For Educators
Education Impact
Place-Based Education

Leading in Schools, With Lessons from the Land

Posted by Andrea Estey
Education Communications Manager

A snapshot of our 2022–23 Leadership Academy

Two people sit facing each other on a bench in springtime, deep in conversation
Photo by Andrea Estey

For anyone who’s been to Shelburne Farms, you know how inspiring the landscape can be, from rolling green pastures in spring to the way the light filters through the maple trees’ yellow leaves in fall. Observing transformation through the seasons is at the heart of our year-long Education for Sustainability (EFS) Leadership Academy. During each of the program’s four retreats, educators draw parallels between what they see in nature and what they notice in their teaching practice and institutions. “We’re connecting the concept of adaptation in the natural world to leadership practice, noting what’s changing and adapting in our work, and what we may need to do differently,” explains Jen Cirillo, Shelburne Farms Institute for Sustainable Schools director of professional learning. “Systems change has to also involve us–we have to change.” 

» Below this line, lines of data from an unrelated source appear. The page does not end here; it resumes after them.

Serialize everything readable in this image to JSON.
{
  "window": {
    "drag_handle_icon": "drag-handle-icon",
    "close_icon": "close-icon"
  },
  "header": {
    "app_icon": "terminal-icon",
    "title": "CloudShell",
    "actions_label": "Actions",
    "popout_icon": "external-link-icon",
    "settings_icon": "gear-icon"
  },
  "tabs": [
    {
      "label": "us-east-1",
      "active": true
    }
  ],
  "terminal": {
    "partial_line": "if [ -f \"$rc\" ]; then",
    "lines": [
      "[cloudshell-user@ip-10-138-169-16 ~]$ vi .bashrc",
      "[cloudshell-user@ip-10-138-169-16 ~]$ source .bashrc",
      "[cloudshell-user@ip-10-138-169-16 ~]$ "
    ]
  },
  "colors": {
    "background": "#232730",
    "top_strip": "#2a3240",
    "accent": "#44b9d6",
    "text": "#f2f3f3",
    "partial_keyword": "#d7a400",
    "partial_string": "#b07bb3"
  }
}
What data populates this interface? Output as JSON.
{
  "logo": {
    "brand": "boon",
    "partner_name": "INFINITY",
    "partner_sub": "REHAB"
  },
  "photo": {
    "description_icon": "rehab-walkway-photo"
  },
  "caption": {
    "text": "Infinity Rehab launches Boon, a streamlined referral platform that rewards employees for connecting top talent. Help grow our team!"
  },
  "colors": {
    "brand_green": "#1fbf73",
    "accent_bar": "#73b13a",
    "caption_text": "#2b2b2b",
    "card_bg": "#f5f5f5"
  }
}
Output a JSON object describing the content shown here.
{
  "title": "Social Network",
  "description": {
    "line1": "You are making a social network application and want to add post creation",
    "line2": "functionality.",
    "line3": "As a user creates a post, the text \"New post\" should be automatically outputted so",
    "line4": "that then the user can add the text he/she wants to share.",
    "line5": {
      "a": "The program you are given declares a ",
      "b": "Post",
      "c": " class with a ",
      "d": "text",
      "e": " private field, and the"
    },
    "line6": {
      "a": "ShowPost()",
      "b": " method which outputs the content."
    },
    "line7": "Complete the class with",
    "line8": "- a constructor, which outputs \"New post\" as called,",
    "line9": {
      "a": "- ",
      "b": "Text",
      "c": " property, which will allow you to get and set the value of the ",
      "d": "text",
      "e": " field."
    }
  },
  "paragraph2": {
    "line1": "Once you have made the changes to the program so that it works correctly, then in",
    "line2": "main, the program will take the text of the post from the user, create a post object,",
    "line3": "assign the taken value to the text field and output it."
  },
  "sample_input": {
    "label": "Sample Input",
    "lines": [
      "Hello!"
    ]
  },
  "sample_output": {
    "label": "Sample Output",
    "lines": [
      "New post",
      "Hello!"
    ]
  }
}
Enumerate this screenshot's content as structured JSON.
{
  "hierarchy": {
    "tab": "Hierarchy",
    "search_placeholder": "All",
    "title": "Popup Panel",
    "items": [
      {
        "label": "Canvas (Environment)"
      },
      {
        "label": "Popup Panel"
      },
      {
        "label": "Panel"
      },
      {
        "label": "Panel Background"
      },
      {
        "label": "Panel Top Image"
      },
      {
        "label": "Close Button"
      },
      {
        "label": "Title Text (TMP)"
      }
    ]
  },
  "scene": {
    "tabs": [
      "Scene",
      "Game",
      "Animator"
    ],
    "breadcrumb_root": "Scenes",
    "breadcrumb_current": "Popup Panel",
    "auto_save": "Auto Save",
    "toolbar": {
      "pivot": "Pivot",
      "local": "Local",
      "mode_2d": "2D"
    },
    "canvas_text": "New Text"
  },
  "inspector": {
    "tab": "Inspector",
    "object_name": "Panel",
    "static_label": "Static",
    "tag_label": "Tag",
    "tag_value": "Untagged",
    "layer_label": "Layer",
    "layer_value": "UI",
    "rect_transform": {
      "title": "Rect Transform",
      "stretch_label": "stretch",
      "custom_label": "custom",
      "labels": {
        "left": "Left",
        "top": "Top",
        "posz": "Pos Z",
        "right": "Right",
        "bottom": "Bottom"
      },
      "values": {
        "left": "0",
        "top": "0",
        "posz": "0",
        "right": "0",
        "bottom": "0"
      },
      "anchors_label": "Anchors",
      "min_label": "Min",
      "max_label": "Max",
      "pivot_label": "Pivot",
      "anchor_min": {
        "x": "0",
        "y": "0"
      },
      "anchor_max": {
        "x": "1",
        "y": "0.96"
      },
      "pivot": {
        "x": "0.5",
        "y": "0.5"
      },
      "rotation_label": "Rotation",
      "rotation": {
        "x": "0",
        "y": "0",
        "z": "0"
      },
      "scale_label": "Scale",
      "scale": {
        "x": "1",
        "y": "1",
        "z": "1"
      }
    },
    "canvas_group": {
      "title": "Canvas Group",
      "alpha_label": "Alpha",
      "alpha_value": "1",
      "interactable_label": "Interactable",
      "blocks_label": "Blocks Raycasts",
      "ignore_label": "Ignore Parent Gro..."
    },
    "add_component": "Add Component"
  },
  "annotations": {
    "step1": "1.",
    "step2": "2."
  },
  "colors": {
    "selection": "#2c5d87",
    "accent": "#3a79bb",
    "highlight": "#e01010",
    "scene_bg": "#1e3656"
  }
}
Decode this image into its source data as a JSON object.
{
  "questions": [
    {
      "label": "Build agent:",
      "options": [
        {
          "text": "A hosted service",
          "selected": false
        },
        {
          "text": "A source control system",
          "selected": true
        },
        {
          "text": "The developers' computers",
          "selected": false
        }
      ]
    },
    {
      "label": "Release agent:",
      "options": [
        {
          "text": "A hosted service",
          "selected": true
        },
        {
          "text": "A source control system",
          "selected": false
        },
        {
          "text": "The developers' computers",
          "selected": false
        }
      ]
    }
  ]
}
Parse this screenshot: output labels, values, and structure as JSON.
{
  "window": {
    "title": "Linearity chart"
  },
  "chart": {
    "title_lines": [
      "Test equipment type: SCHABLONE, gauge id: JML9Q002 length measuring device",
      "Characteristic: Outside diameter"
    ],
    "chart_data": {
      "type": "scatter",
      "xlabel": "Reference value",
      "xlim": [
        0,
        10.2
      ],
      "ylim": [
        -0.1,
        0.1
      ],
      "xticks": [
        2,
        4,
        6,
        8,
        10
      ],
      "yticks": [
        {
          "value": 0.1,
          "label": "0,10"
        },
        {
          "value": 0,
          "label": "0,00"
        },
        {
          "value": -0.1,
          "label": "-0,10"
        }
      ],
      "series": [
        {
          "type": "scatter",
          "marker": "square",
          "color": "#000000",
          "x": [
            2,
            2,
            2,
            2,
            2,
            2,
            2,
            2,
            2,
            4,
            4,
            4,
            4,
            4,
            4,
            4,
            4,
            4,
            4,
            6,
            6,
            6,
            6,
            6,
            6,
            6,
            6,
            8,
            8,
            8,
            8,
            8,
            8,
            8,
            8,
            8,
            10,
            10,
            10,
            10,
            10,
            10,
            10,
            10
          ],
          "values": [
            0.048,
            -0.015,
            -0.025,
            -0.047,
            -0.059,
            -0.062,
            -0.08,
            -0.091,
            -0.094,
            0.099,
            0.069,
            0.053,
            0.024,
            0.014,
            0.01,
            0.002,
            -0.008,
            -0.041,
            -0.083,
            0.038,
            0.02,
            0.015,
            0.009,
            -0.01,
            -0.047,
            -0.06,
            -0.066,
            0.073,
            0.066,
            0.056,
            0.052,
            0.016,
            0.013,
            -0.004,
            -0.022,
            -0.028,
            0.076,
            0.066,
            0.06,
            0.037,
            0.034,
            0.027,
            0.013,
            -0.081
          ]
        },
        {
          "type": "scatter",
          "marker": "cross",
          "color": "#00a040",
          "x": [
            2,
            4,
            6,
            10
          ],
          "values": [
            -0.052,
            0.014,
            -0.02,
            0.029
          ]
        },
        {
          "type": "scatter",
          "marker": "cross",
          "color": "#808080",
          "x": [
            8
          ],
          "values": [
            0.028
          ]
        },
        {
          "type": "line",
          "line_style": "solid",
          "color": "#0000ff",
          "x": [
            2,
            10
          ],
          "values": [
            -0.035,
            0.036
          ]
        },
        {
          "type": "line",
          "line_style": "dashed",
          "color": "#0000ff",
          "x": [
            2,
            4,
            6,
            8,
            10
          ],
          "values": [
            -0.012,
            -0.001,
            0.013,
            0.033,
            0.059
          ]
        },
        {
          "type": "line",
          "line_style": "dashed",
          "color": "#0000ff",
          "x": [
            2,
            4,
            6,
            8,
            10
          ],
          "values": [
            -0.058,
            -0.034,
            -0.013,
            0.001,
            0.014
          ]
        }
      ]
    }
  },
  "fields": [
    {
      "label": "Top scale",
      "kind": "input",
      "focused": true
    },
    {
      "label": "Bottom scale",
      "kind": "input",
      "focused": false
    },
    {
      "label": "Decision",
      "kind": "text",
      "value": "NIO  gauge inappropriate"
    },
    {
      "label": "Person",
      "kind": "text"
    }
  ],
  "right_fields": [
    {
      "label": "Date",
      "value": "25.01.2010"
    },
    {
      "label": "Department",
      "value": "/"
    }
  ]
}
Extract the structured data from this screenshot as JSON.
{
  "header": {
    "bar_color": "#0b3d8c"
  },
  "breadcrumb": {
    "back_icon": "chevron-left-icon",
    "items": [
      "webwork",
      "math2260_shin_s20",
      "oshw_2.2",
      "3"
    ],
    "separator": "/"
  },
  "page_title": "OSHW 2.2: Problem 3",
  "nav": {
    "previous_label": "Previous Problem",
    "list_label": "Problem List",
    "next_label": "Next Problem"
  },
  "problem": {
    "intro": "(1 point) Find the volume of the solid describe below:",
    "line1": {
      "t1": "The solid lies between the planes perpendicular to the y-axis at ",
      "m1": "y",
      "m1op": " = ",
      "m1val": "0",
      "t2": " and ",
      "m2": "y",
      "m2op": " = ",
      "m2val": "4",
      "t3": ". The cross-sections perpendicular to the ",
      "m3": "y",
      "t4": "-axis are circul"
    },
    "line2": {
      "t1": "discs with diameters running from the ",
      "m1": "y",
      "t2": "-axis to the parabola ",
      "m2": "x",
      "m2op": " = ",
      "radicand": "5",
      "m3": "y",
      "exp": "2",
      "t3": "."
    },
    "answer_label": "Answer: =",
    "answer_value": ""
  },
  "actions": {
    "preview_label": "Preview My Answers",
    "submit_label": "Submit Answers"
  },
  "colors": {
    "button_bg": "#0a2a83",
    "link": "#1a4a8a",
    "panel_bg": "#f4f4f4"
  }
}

“A huge part of this experience for me was reconnecting to the land,” says participant Jackie Kolb, a program specialist with the Smithsonian Science Education Center in Washington, D.C. “Returning to this place to learn and noticing the changes at the farm throughout the year really created a sense of home and homecoming. It reinforced the importance of learning to focus on the land and that inclusion of the land has to be part of sustainability work.”

Each Leadership Academy participant is, in their own way, trying to make a positive impact on the education system, and arrives with their own goals. Educators are challenged to develop action plans–a big-picture look at the change they’d like to make in their school, community, or beyond–and then develop projects to advance that change. This year included many different kinds of educators–like an independent environmental educator, a curriculum writer, a food systems graduate student, and library media specialists–whose projects ranged from producing a podcast to share education for sustainability best practices with fellow teachers; creating a rubric for schools to evaluate how their administrators contribute to a culture of sustainability; to integrating environmental literacy into Connecticut’s state social studies standards.

A collage of people at Shelburne Farms retreats throughout the seasons
Photos by Andrea Estey

In residential retreats over the course of the year, participants offer each other support and feedback on ongoing projects; dig into current research for thought-provoking discussions; and dive into systems thinking, led by faculty Jen Cirillo and Aimee Østensen of Shelburne Farms Institute for Sustainable Schools plus Emily Hoyler and Simon Jorgenson of the University of Vermont and guest speakers. “A lot of what we read and did made us think about things in relationship to each other, the dynamics in relationships, and how we use and infuse care and love into those relationships as a way to make change. That’s what the program meant for me,” says Jackie.

A School on a Mission

The three-person team from Sustainability Academy, a public magnet elementary school in Burlington, Vermont, came to the program with a big guiding question: How can we better align the day-to-day student experience with the school’s sustainability mission? The program offered a shared vocabulary of systems thinking and a place for these teammates to plan, each of whom brought a different perspective: Julia Marchessault as fourth-grade classroom teacher, Nina Oropeza as school principal, and Kestrel Plump as the school’s education for sustainability coach. “Creating lasting change in public schools is really hard work. I wanted the support of the Leadership Academy to be able to meet people outside of that context who can help me have those thirty or sixty-thousand foot discussions,” says Kestrel.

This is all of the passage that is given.